At t = 0, the initial input voltage is 12 volts. According to KVL, the voltage across the resistor is equal to the voltage across the capacitor at any given time. Therefore, at t = 0, Vc(0) = 12 volts.
From t = 0 to t = 10, the voltage drops from 12 volts to 5 volts, which implies that there is a change in voltage Vc(t) of 12 - 5 = 7 volts. We can now set up an equation to describe this change in voltage over time.
Let's denote the time constant of the RC circuit (the product of resistance and capacitance) as τ = R * C.
During the initial decay phase (t < 10), the rate of change of the voltage across the capacitor is governed by the equation:
dVc(t) / dt = - (Vc(t) - 5) / τ
After t = 10, the voltage across the capacitor remains constant at 5 volts. Therefore, the rate of change becomes zero, and the equation simplifies to:
dVc(t) / dt = 0
Now, let's solve the ODE using Laplace Transforms.
1. Taking the Laplace Transform of both sides of the equation, we get:
sVc(s) - Vc(0) = - (1 / τ) * (Vc(s) - 5) + 0
2. Substituting the values Vc(0) = 12, τ = R * C = 3 * 2 = 6, and simplifying the equation, we obtain:
sVc(s) - 12 = - (1 / 6) * Vc(s) + 5 / 6
3. Rearranging the equation to solve for Vc(s):
(s + 1 / 6) * Vc(s) = 17 / 6 + 12
4. Simplifying further, we have:
(s + 1 / 6) * Vc(s) = 49 / 6
5. Dividing both sides by s + 1 / 6:
Vc(s) = (49 / 6) / (s + 1 / 6)
Now, we have obtained the Laplace Transform of the voltage across the capacitor. To solve for Vc(t), we need to take the inverse Laplace Transform.

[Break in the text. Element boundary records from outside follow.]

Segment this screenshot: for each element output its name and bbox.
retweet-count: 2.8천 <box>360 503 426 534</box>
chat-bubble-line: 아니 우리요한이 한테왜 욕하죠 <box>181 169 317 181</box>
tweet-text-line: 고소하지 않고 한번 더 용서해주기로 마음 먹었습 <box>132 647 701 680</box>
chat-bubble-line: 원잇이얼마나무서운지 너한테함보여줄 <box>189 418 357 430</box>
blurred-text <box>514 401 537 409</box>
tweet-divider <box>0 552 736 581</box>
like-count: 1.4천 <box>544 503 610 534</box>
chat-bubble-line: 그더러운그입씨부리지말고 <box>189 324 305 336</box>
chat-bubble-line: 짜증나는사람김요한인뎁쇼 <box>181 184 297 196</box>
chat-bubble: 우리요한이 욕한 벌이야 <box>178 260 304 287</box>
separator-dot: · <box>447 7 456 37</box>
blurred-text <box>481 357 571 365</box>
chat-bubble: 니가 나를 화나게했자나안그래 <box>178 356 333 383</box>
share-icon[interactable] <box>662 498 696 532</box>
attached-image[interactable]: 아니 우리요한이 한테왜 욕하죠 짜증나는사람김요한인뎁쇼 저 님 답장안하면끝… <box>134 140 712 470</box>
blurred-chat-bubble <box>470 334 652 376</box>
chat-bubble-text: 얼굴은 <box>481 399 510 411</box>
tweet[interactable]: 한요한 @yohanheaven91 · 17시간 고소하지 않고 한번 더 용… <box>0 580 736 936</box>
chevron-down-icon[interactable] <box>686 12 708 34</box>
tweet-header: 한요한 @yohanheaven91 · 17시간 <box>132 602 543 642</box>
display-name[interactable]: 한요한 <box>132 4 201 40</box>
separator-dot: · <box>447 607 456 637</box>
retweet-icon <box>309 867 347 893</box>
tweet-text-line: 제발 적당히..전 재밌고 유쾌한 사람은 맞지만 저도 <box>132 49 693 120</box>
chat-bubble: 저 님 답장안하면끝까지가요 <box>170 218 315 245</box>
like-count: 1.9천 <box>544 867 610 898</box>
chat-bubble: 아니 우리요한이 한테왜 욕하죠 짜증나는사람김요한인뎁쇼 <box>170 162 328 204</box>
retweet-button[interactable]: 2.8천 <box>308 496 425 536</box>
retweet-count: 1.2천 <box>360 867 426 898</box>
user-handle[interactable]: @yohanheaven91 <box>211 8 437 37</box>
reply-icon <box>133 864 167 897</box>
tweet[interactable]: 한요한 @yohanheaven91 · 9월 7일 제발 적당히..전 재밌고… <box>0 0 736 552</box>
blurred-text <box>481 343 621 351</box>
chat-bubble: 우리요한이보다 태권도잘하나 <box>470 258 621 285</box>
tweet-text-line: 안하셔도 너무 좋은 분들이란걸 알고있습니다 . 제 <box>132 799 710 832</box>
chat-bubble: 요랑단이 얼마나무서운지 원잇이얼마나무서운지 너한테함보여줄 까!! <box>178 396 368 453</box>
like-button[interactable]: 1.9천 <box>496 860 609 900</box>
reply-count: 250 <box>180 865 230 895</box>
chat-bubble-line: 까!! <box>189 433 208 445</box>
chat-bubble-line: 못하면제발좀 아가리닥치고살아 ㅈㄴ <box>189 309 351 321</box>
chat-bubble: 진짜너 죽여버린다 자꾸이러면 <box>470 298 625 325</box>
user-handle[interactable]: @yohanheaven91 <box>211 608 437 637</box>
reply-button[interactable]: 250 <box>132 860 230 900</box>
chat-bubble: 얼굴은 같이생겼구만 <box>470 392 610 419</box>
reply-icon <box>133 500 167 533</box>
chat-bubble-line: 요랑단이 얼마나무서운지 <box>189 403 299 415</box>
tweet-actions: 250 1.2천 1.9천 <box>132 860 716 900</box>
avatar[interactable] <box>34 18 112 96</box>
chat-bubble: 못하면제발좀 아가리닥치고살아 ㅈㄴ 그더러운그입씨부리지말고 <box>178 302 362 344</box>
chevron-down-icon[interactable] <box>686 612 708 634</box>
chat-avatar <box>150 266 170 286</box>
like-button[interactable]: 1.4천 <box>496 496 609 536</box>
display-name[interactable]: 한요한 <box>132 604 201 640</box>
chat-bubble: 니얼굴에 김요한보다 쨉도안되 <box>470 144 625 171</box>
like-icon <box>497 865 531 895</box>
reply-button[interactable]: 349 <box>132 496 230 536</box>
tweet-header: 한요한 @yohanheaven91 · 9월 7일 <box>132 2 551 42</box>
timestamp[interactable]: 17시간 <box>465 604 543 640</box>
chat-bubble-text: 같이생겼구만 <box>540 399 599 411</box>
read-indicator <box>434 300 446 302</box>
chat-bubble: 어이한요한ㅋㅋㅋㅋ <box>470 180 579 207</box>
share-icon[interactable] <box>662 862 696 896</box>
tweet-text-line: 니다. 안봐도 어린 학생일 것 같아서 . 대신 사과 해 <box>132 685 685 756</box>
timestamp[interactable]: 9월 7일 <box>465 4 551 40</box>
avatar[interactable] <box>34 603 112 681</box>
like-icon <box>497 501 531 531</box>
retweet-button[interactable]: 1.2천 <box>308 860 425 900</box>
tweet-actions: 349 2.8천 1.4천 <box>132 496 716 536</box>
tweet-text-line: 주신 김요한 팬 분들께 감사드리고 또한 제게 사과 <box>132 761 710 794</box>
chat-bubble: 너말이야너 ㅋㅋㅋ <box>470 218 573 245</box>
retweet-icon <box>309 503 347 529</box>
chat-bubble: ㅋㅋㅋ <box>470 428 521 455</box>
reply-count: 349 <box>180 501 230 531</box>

1. To perform partial fraction decomposition on the Laplace Transform, we write:
(49 / 6) / (s + 1 / 6) = A / (s + 1 / 6)
2. Solving for A, we get:
A = 49 / 6
3. Now, we can rewrite the Laplace Transform as:
Vc(s) = (49 / 6) / (s + 1 / 6) = (49 / 6) * (1 / (s + 1 / 6))
4. Taking the inverse Laplace Transform, we obtain:
Vc(t) = (49 / 6) * e^(-1/6t)
So, the solution for the ODE using Laplace Transforms is Vc(t) = (49 / 6) * e^(-1/6t).